Returns the CSRF double submit token from an encoded JWT.

Parameters:

encoded_token – The encoded JWT

Returns:

The CSRF double submit token

quart_jwt_extended.get_jti(encoded_token)[source]

Returns the JTI (unique identifier) of an encoded JWT

Parameters:

encoded_token – The encoded JWT to get the JTI from.

quart_jwt_extended.get_jwt_claims()[source]

In a protected endpoint, this will return the dictionary of custom claims in the JWT that is accessing the endpoint. If no custom user claims are present, an empty dict is returned instead.

quart_jwt_extended.get_jwt_identity()[source]

In a protected endpoint, this will return the identity of the JWT that is accessing this endpoint. If no JWT is present,`None` is returned instead.

quart_jwt_extended.get_raw_jwt()[source]

In a protected endpoint, this will return the python dictionary which has all of the claims of the JWT that is accessing the endpoint. If no JWT is currently present, an empty dict is returned instead.

quart_jwt_extended.set_access_cookies(response, encoded_access_token, max_age=None)[source]

Takes a quart response object, and an encoded access token, and configures the response to set in the access token in a cookie. If JWT_CSRF_IN_COOKIES is True (see Configuration Options), this will also set the CSRF double submit values in a separate cookie.

Parameters:

  • response – The Quart response object to set the access cookies in.

  • encoded_access_token – The encoded access token to set in the cookies.

  • max_age – The max age of the cookie. If this is None, it will use the JWT_SESSION_COOKIE option (see Configuration Options). Otherwise, it will use this as the cookies max-age and the JWT_SESSION_COOKIE option will be ignored. Values should be the number of seconds (as an integer).

quart_jwt_extended.set_refresh_cookies(response, encoded_refresh_token, max_age=None)[source]

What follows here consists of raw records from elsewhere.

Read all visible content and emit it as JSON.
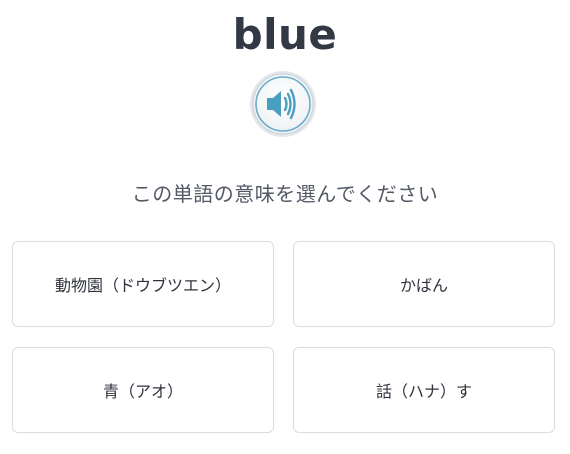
{
  "quiz": {
    "word": "blue",
    "audio_icon": "speaker-icon",
    "prompt": "この単語の意味を選んでください",
    "choices": [
      {
        "label": "動物園（ドウブツエン）"
      },
      {
        "label": "かばん"
      },
      {
        "label": "青（アオ）"
      },
      {
        "label": "話（ハナ）す"
      }
    ]
  },
  "colors": {
    "speaker_ring": "#d8dde3",
    "speaker_fill": "#4a9fc1"
  }
}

Takes a quart response object, and an encoded refresh token, and configures the response to set in the refresh token in a cookie. If JWT_CSRF_IN_COOKIES is True (see Configuration Options), this will also set the CSRF double submit values in a separate cookie.

Parameters:

  • response – The Quart response object to set the refresh cookies in.

  • encoded_refresh_token – The encoded refresh token to set in the cookies.

  • max_age – The max age of the cookie. If this is None, it will use the JWT_SESSION_COOKIE option (see Configuration Options). Otherwise, it will use this as the cookies max-age and the JWT_SESSION_COOKIE option will be ignored. Values should be the number of seconds (as an integer).

quart_jwt_extended.unset_jwt_cookies(response)[source]

Takes a quart response object, and configures it to unset (delete) JWTs stored in cookies.

Parameters:

response – The Quart response object to delete the JWT cookies in.